#  > > >  >  > Форум >  > > >  >  > Контакты >  > > >  >  > Буддийские проекты >  > > >  >  >  ПЕРЕВОД КНИГ УЧЕНИЯ ЛОНГСАЛ

## Артем Тараненко

ПЕРЕВОД КНИГ УЧЕНИЯ ЛОНГСАЛ:
ПОЛНОЕ СОБРАНИЕ СОЧИНЕНИЙ ЧОГЬЯЛА НАМКАЯ НОРБУ

Цикл Учений Лонгсал был получен Чогьялом Намкаем Норбу через сны ясности. На настоящий момент изданы восемь томов этого Учения, включая сущность трех циклов Дзогчен в их фундаментальных аспектах, относящихся к воззрению, медитации и поведению. Полное название этого цикла Лонгчен Осэл Кхандрой Ньигтик (Longchen Osal Khandroi Nyingthig) или Сияющая Ясность Вселенной, Сердечная Сущность Дакини (женских проявлений изначальной энергии).

Чогьял Намкай Норбу: 
"Если вы хотите обрести понимание Дзогчен, вам понадобятся изначальные книги.
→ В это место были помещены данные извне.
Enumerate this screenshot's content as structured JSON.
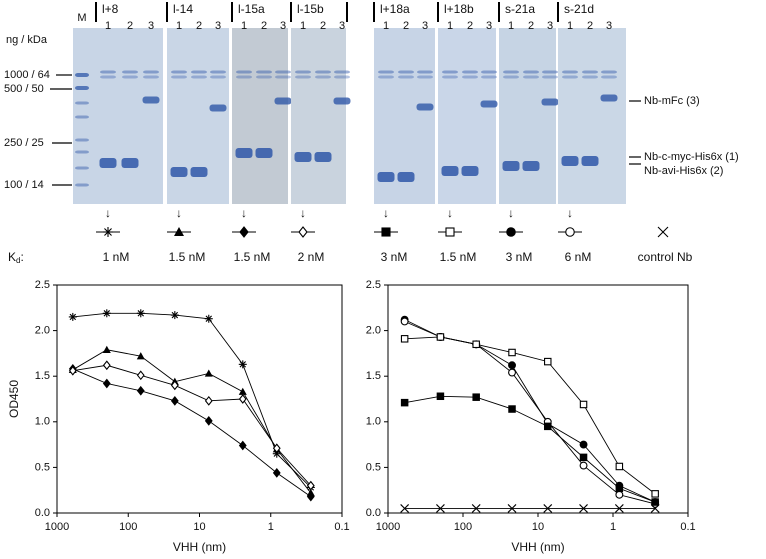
{
  "gel": {
    "marker_lane": "M",
    "size_header": "ng / kDa",
    "size_labels": [
      "1000 / 64",
      "500 / 50",
      "250 / 25",
      "100 / 14"
    ],
    "lanes": [
      "1",
      "2",
      "3"
    ],
    "groups": [
      {
        "label": "l+8",
        "kd": "1 nM",
        "marker": "asterisk"
      },
      {
        "label": "l-14",
        "kd": "1.5 nM",
        "marker": "triangle"
      },
      {
        "label": "l-15a",
        "kd": "1.5 nM",
        "marker": "diamond"
      },
      {
        "label": "l-15b",
        "kd": "2 nM",
        "marker": "diamond-open"
      },
      {
        "label": "l+18a",
        "kd": "3 nM",
        "marker": "square"
      },
      {
        "label": "l+18b",
        "kd": "1.5 nM",
        "marker": "square-open"
      },
      {
        "label": "s-21a",
        "kd": "3 nM",
        "marker": "circle"
      },
      {
        "label": "s-21d",
        "kd": "6 nM",
        "marker": "circle-open"
      }
    ],
    "control": {
      "kd": "control Nb",
      "marker": "cross"
    },
    "kd_label": {
      "main": "K",
      "sub": "d",
      "suffix": ":"
    },
    "band_labels": [
      "Nb-mFc (3)",
      "Nb-c-myc-His6x (1)",
      "Nb-avi-His6x (2)"
    ]
  },
  "chart_data": [
    {
      "type": "line",
      "xlabel": "VHH (nm)",
      "ylabel": "OD450",
      "log_x": true,
      "xlim": [
        1000,
        0.1
      ],
      "xticks": [
        1000,
        100,
        10,
        1,
        0.1
      ],
      "ylim": [
        0,
        2.5
      ],
      "yticks": [
        {
          "value": 0,
          "label": "0.0"
        },
        0.5,
        {
          "value": 1,
          "label": "1.0"
        },
        1.5,
        {
          "value": 2,
          "label": "2.0"
        },
        2.5
      ],
      "x": [
        600,
        200,
        66.7,
        22.2,
        7.41,
        2.47,
        0.823,
        0.274
      ],
      "series": [
        {
          "color": "#000000",
          "marker": "asterisk",
          "values": [
            2.15,
            2.19,
            2.19,
            2.17,
            2.13,
            1.63,
            0.65,
            0.28
          ]
        },
        {
          "color": "#000000",
          "marker": "triangle",
          "values": [
            1.57,
            1.79,
            1.72,
            1.44,
            1.53,
            1.33,
            0.7,
            0.22
          ]
        },
        {
          "color": "#000000",
          "marker": "diamond",
          "values": [
            1.58,
            1.42,
            1.34,
            1.23,
            1.01,
            0.74,
            0.44,
            0.18
          ]
        },
        {
          "color": "#000000",
          "marker": "diamond-open",
          "values": [
            1.56,
            1.62,
            1.51,
            1.4,
            1.23,
            1.25,
            0.71,
            0.3
          ]
        }
      ]
    },
    {
      "type": "line",
      "xlabel": "VHH (nm)",
      "log_x": true,
      "xlim": [
        1000,
        0.1
      ],
      "xticks": [
        1000,
        100,
        10,
        1,
        0.1
      ],
      "ylim": [
        0,
        2.5
      ],
      "yticks": [
        {
          "value": 0,
          "label": "0.0"
        },
        0.5,
        {
          "value": 1,
          "label": "1.0"
        },
        1.5,
        {
          "value": 2,
          "label": "2.0"
        },
        2.5
      ],
      "x": [
        600,
        200,
        66.7,
        22.2,
        7.41,
        2.47,
        0.823,
        0.274
      ],
      "series": [
        {
          "color": "#000000",
          "marker": "circle",
          "values": [
            2.12,
            1.93,
            1.85,
            1.62,
            0.98,
            0.75,
            0.3,
            0.12
          ]
        },
        {
          "color": "#000000",
          "marker": "circle-open",
          "values": [
            2.1,
            1.93,
            1.85,
            1.54,
            1.0,
            0.52,
            0.2,
            0.1
          ]
        },
        {
          "color": "#000000",
          "marker": "square",
          "values": [
            1.21,
            1.28,
            1.27,
            1.14,
            0.95,
            0.61,
            0.27,
            0.12
          ]
        },
        {
          "color": "#000000",
          "marker": "square-open",
          "values": [
            1.91,
            1.93,
            1.85,
            1.76,
            1.66,
            1.19,
            0.51,
            0.21
          ]
        },
        {
          "color": "#000000",
          "marker": "cross",
          "values": [
            0.05,
            0.05,
            0.05,
            0.05,
            0.05,
            0.05,
            0.05,
            0.05
          ]
        }
      ]
    }
  ]
}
В особенности если в будущем вы планируете учить и поддерживать линию передачи, вы должны изучать и применять изначальные тексты. Не достаточно следовать Учителю и слушать, что он говорит, хотя это может быть хорошо для вашей практики и реализации. Однако, если вы практик, вы должны думать о завтрашнем дне и о других людях. На самом деле, когда мы делаем практику, мы заявляем с самого начала, что практикуем на благо всех живых существ. Но как мы можем принести им благо, если мы не учим и не сохраняем Учения на будущее?
Поэтому нам также необходимо знать изначальные книги Дзогчен. Это очень важно!"
Все тексты Ринпоче записаны по-тибетски. 
С тем, чтобы эти бесценные учения были доступны на западных языках, более чем 20 лет назад Ринпоче основал проект переводов "Полное собрание сочинений Чогьяла Намкая Норбу" и уполномочил Адриано Клементе быть ответственным за перевод Учений Лонгсал. В течении многих и многих лет Адриано полностью посвящал свое время, энергию и понимание переводу учений Чогьяла Намкая Норбу.

Вот краткий отчет по последним работам Адриано за 2012 год:
1) Полная ревизия биографии Кьенце
2) Переработка вступления к Тантре Меджюнг
3) Закончил работу над Книгой Гаданий Мо, которая должна выйти в сентябре 2012
4) Переработал "Свет Кайлаша"
5) Закончил черновой перевод Лонгсал Янгти

В 2012 году Адриано планирует закончить два важных проекта:
1) Девятый Том Лонгсал, полностью посвященнй Янгти с выдающимися Учениями и терма.
2) Второй Том Комментариев Лонгсал, включающий Учения Тогэл и историю их открытия.

Проект "Полное Собрание Сочинений Чогьяла Намкая Норбу" финансируется исключительно на пожертвования и более 10 лет Оливер Ляйк, директор Института Шанг-Шунг Австрия, отвечал за сбор и управление средствами фонда проекта переводов. В последние годы было все сложнее и сложнее собирать достаточное количество средств с тем, чтобы поддерживать эту бесценную активность. Если мы не собираем достаточное количество средств, появляется опасность того, что в ближайшем будущем мы не сможем продолжать данную активность. Проект "Полное Собрание Сочинений Чогьяла намкая Норбу" должен быть прекрасным примером совершенного сотрудничества. По этой причине я срочно прошу вас всех сотрудничать и поддержать данную инициативу с тем, чтобы будущие поколения могли обрести пользу от уникальных Учений, переведеных на западные языки. 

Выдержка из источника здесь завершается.